Deliverability issues are behind the government’s decision not to raise its renewables target beyond 15% by 2020.

The government has dropped plans to raise the UK’s renewables target after the Committee on Climate Change (CCC) warned it would be infeasible or lead to “rapidly escalating costs”.

In a statement issued in September, the energy and climate change secretary Chris Huhne blamed “the legacy inherited by the coalition” for making a higher target unrealistic.

The coalition made a commitment to go beyond the current target of 15% renewable energy by 2020, in its programme for government (ENDS Report 424, p 5). The target, set by the EU Renewable Energy Directive, is legally binding.

Mr Huhne’s party, the Liberal Democrats, drove the agreement. Its election manifesto pledged to get 40% of the UK’s electricity from renewables by 2020 – up from the 30% needed to meet the existing target (ENDS Report 423, pp 30-34).

However, the coalition’s pledge was subject to advice from the CCC. In early September it wrote to the government counselling against any increase.1  “The target should neither be reduced nor increased,” it said. “Rather, the focus should be on implementation.”
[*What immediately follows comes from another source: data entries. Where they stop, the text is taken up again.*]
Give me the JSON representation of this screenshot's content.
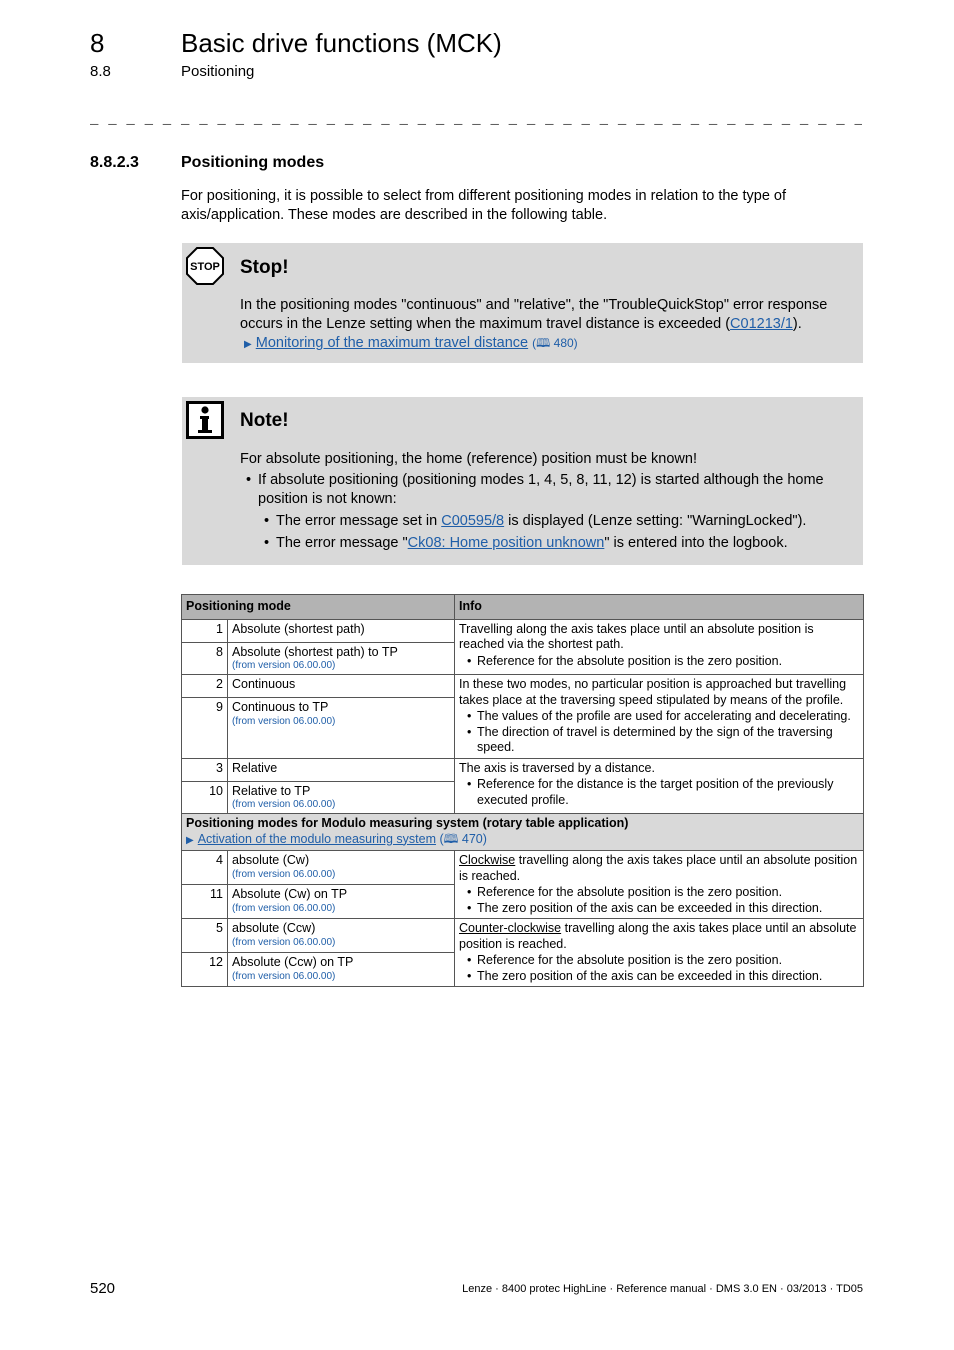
{
  "header": {
    "chapter_number": "8",
    "chapter_title": "Basic drive functions (MCK)",
    "section_number": "8.8",
    "section_title": "Positioning",
    "separator": "_ _ _ _ _ _ _ _ _ _ _ _ _ _ _ _ _ _ _ _ _ _ _ _ _ _ _ _ _ _ _ _ _ _ _ _ _ _ _ _ _ _ _ _ _ _ _ _ _ _ _ _ _ _ _ _ _ _ _ _ _ _ _ _ _"
  },
  "subsection": {
    "number": "8.8.2.3",
    "title": "Positioning modes",
    "intro": "For positioning, it is possible to select from different positioning modes in relation to the type of axis/application. These modes are described in the following table."
  },
  "stop_box": {
    "icon": "stop-sign-icon",
    "icon_text": "STOP",
    "heading": "Stop!",
    "text_before": "In the positioning modes \"continuous\" and \"relative\", the \"TroubleQuickStop\" error response occurs in the Lenze setting when the maximum travel distance is exceeded (",
    "code_link": "C01213/1",
    "text_after": ").",
    "xref_link": "Monitoring of the maximum travel distance",
    "xref_page": "(🕮 480)"
  },
  "note_box": {
    "icon": "info-icon",
    "heading": "Note!",
    "lead": "For absolute positioning, the home (reference) position must be known!",
    "bullet": "If absolute positioning (positioning modes 1, 4, 5, 8, 11, 12) is started although the home position is not known:",
    "sub1_before": "The error message set in ",
    "sub1_link": "C00595/8",
    "sub1_after": " is displayed (Lenze setting: \"WarningLocked\").",
    "sub2_before": "The error message \"",
    "sub2_link": "Ck08: Home position unknown",
    "sub2_after": "\" is entered into the logbook."
  },
  "table": {
    "headers": [
      "Positioning mode",
      "Info"
    ],
    "version_note": "(from version 06.00.00)",
    "rows": [
      {
        "num": "1",
        "name": "Absolute (shortest path)"
      },
      {
        "num": "8",
        "name": "Absolute (shortest path) to TP"
      },
      {
        "num": "2",
        "name": "Continuous"
      },
      {
        "num": "9",
        "name": "Continuous to TP"
      },
      {
        "num": "3",
        "name": "Relative"
      },
      {
        "num": "10",
        "name": "Relative to TP"
      },
      {
        "num": "4",
        "name": "absolute (Cw)"
      },
      {
        "num": "11",
        "name": "Absolute (Cw) on TP"
      },
      {
        "num": "5",
        "name": "absolute (Ccw)"
      },
      {
        "num": "12",
        "name": "Absolute (Ccw) on TP"
      }
    ],
    "info": {
      "absolute": {
        "text": "Travelling along the axis takes place until an absolute position is reached via the shortest path.",
        "bullets": [
          "Reference for the absolute position is the zero position."
        ]
      },
      "continuous": {
        "text": "In these two modes, no particular position is approached but travelling takes place at the traversing speed stipulated by means of the profile.",
        "bullets": [
          "The values of the profile are used for accelerating and decelerating.",
          "The direction of travel is determined by the sign of the traversing speed."
        ]
      },
      "relative": {
        "text": "The axis is traversed by a distance.",
        "bullets": [
          "Reference for the distance is the target position of the previously executed profile."
        ]
      },
      "cw": {
        "word": "Clockwise",
        "text": " travelling along the axis takes place until an absolute position is reached.",
        "bullets": [
          "Reference for the absolute position is the zero position.",
          "The zero position of the axis can be exceeded in this direction."
        ]
      },
      "ccw": {
        "word": "Counter-clockwise",
        "text": " travelling along the axis takes place until an absolute position is reached.",
        "bullets": [
          "Reference for the absolute position is the zero position.",
          "The zero position of the axis can be exceeded in this direction."
        ]
      }
    },
    "group": {
      "title": "Positioning modes for Modulo measuring system (rotary table application)",
      "link": "Activation of the modulo measuring system",
      "page": "470"
    }
  },
  "footer": {
    "page_number": "520",
    "doc_info": "Lenze · 8400 protec HighLine · Reference manual · DMS 3.0 EN · 03/2013 · TD05"
  }
}
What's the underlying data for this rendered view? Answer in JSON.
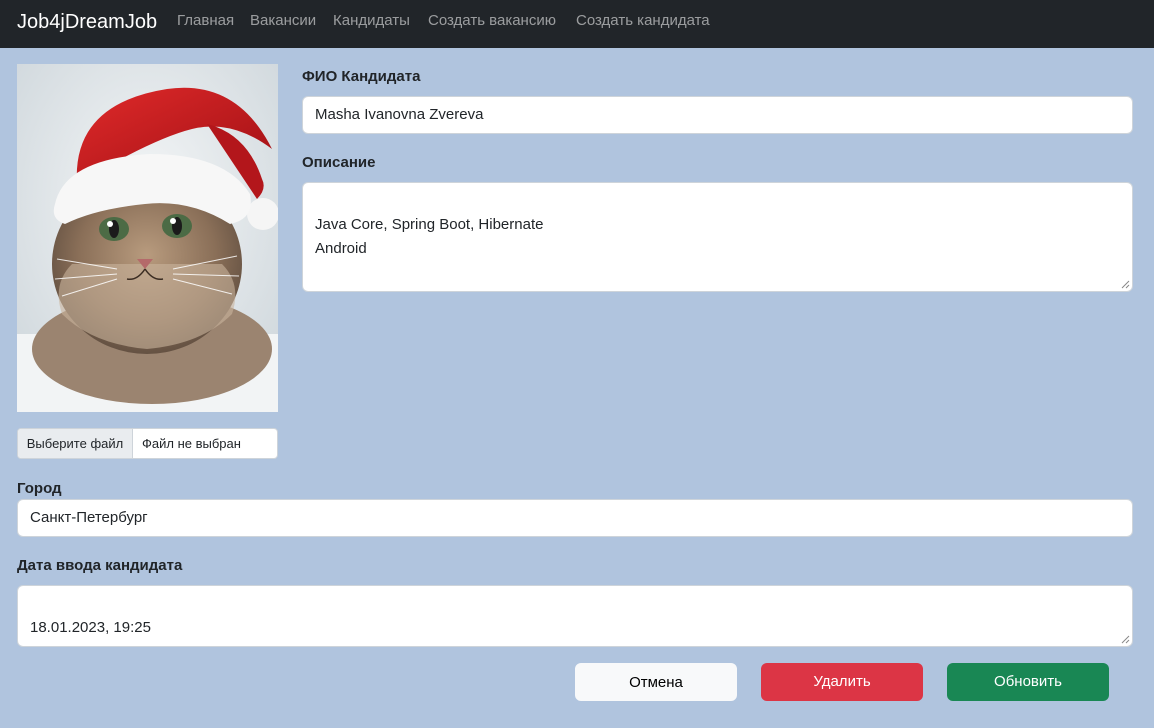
{
  "navbar": {
    "brand": "Job4jDreamJob",
    "links": [
      "Главная",
      "Вакансии",
      "Кандидаты",
      "Создать вакансию",
      "Создать кандидата"
    ]
  },
  "photo": {
    "alt": "cat-in-santa-hat"
  },
  "file_input": {
    "button_label": "Выберите файл",
    "status": "Файл не выбран"
  },
  "form": {
    "name_label": "ФИО Кандидата",
    "name_value": "Masha Ivanovna Zvereva",
    "description_label": "Описание",
    "description_value": "Java Core, Spring Boot, Hibernate\nAndroid",
    "city_label": "Город",
    "city_value": "Санкт-Петербург",
    "date_label": "Дата ввода кандидата",
    "date_value": "18.01.2023, 19:25"
  },
  "actions": {
    "cancel_label": "Отмена",
    "delete_label": "Удалить",
    "update_label": "Обновить"
  },
  "colors": {
    "page_background": "#b0c4de",
    "navbar": "#212529",
    "delete": "#dc3545",
    "update": "#198754"
  }
}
Delivery issues need to be addressed “as a matter of urgency” if the UK is to meet the target, it added. These include long planning times and the low approval rate for onshore wind, and uncertainties around the future of the Renewables Obligation (RO). The coalition has said it wants to extend feed-in tariffs to large-scale renewables and the implications of this for the RO are unclear.

The CCC also questioned if there is enough finance to develop the 12 gigawatts of peak capacity offshore wind needed to meet the target. It points to a recent report by PricewaterhouseCoopers (PWC), which said banks are unwilling to lend to developers because of the high level of construction risk.2

Some £10bn is needed to finance projects, yet the planned ‘green investment bank’ may only have a £2bn fund (ENDS Report 426, pp 12-13). PWC suggested the government underwrite construction risks using a consumer levy. The CCC did not limit its comments to renewable electricity generation. The government may have to lower its ambitions on renewable heat and biofuels, it added.

Government modelling assumes 12% of the UK’s heat supply will come from renewables in 2020, but the committee said the costs “could be very expensive at the margin” as more solar thermal systems have to be installed. The cost of meeting a target of 11% renewable heat would be £120 per tonne of carbon saved, but the extra percentage point would cost £172/t.

The government has said 10% of transport fuels will be biofuels in 2020, but the committee said the objective should be reduced to 8% “unless new evidence shows that [a higher level] can be achieved sustainably”. The government should focus on reducing energy demand to compensate for these changes, it adds.

The Renewable Energy Association reacted positively to the letter, while saying cuts to the biofuels target would be illegal. Under the Renewable Energy Directive 10% of road transport fuels must come from renewables by 2020, although the commission will have a review in 2014 amid concerns over biofuel sustainability.

The CCC will report in more detail on the future of renewables next year. This will include an analysis of feasible levels of renewable energy generation in 2030 and 2050. It is also undertaking a review of bioenergy looking at available supplies of biomass, and whether they can be economically and sustainably exploited.